Osservando casi di presupposizione vediamo facilmente che il materiale linguistico necessario a formulare il contenuto presupposto può essere presente nella superficie del testo, come accade nei nostri esempi (1), (3), (5). La riformulazione richiesta dall’esplicitazione di presupposizioni può così essere, in certi casi, davvero minima. Tuttavia la presupposizione rimane un implicito, in quanto la sua verità è data (e deve essere data) per scontata. Il fatto che il suo contenuto sia dato per scontato ma insieme sia linguisticamente presente consente alla presupposizione di giocare un ruolo centrale nell’economia di un testo. Ciò accade in modi diversi a seconda che abbia un chiaro antecedente nel testo (o nel suo contesto), o che apporti informazioni nuove. Nel primo caso, la presupposizione contribuisce alla connessità del testo o della conversazione, e alla sua collocazione intertestuale. Nel secondo caso, ha funzione informativa, e la esercita in modo alquanto accattivante, con una sorta di doppio registro: consente di compattare l’informazione in modo da sveltire l’esposizione e non annoiare un eventuale ricevente già informato, ma lascia l’informazione stessa accessibile, per ogni evenienza, a chi ancora non la possedeva. Ciò è particolarmente utile quando il testo si rivolge a un pubblico vasto, presumibilmente eterogeneo quanto a conoscenze di sfondo: il lettore riceve comunque tutte le informazioni necessarie, ma in forma tale da non essere trattato come un ignorante.
La presupposizione può anche avere funzione persuasiva. Può, infatti, introdurre come date per scontate entità dubbie, interpretazioni tendenziose, criteri di valore, imponendo al ricevente di vedere il mondo nel modo voluto dall’autore del testo. È uno strumento di persuasione potente, in quanto il suo contenuto si sottrae alla discussione: per discuterne, bisogna in qualche modo delegittimare l’agire linguistico del parlante o autore del testo. Anche dell’uso persuasivo della presupposizione si trovano facilmente numerosi esempi nei mezzi di comunicazione di massa, soprattutto nei settori della cronaca e del commento culturale o politico, oltre che, naturalmente, della pubblicità.
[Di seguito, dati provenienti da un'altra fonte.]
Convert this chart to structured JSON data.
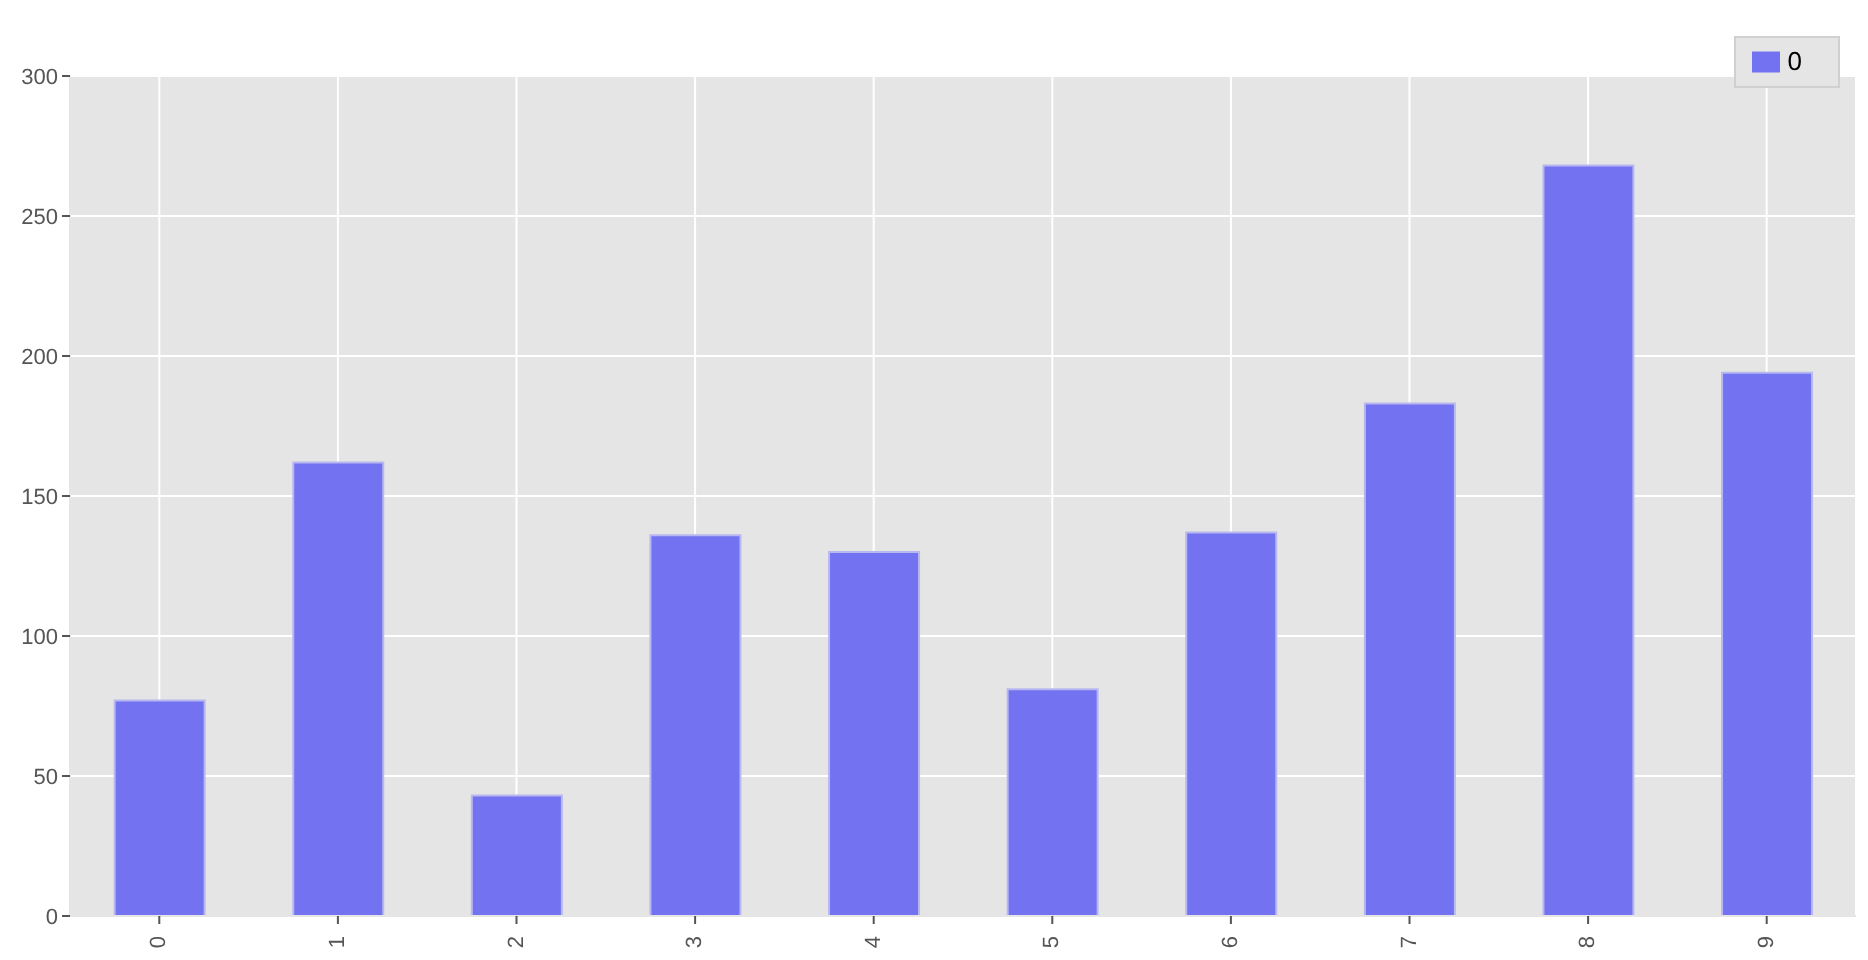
{
  "chart_data": {
    "type": "bar",
    "categories": [
      "0",
      "1",
      "2",
      "3",
      "4",
      "5",
      "6",
      "7",
      "8",
      "9"
    ],
    "series": [
      {
        "name": "0",
        "color": "#7373f2",
        "values": [
          77,
          162,
          43,
          136,
          130,
          81,
          137,
          183,
          268,
          194
        ]
      }
    ],
    "ylim": [
      0,
      300
    ],
    "yticks": [
      0,
      50,
      100,
      150,
      200,
      250,
      300
    ],
    "grid": true,
    "legend": "top right"
  }
}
Nell’interazione faccia a faccia, inoltre, usiamo la presupposizione come strategia persuasiva tutte le volte che, non volendo mettere qualcosa in discussione, passiamo direttamente a trattarlo come dato per scontato, dando di ciò appropriata traccia linguistica: la presupposizione può così contribuire a rimodellare le relazioni interpersonali. Un ulteriore effetto anch’esso persuasivo della presupposizione è, infine, il rafforzamento dei legami di gruppo: il fatto che qualcosa sia segnalato linguisticamente come presupposto suggerisce al destinatario del discorso e del testo che lo si ritiene un membro del gruppo, e indica al contempo una precisa condizione di questa appartenenza.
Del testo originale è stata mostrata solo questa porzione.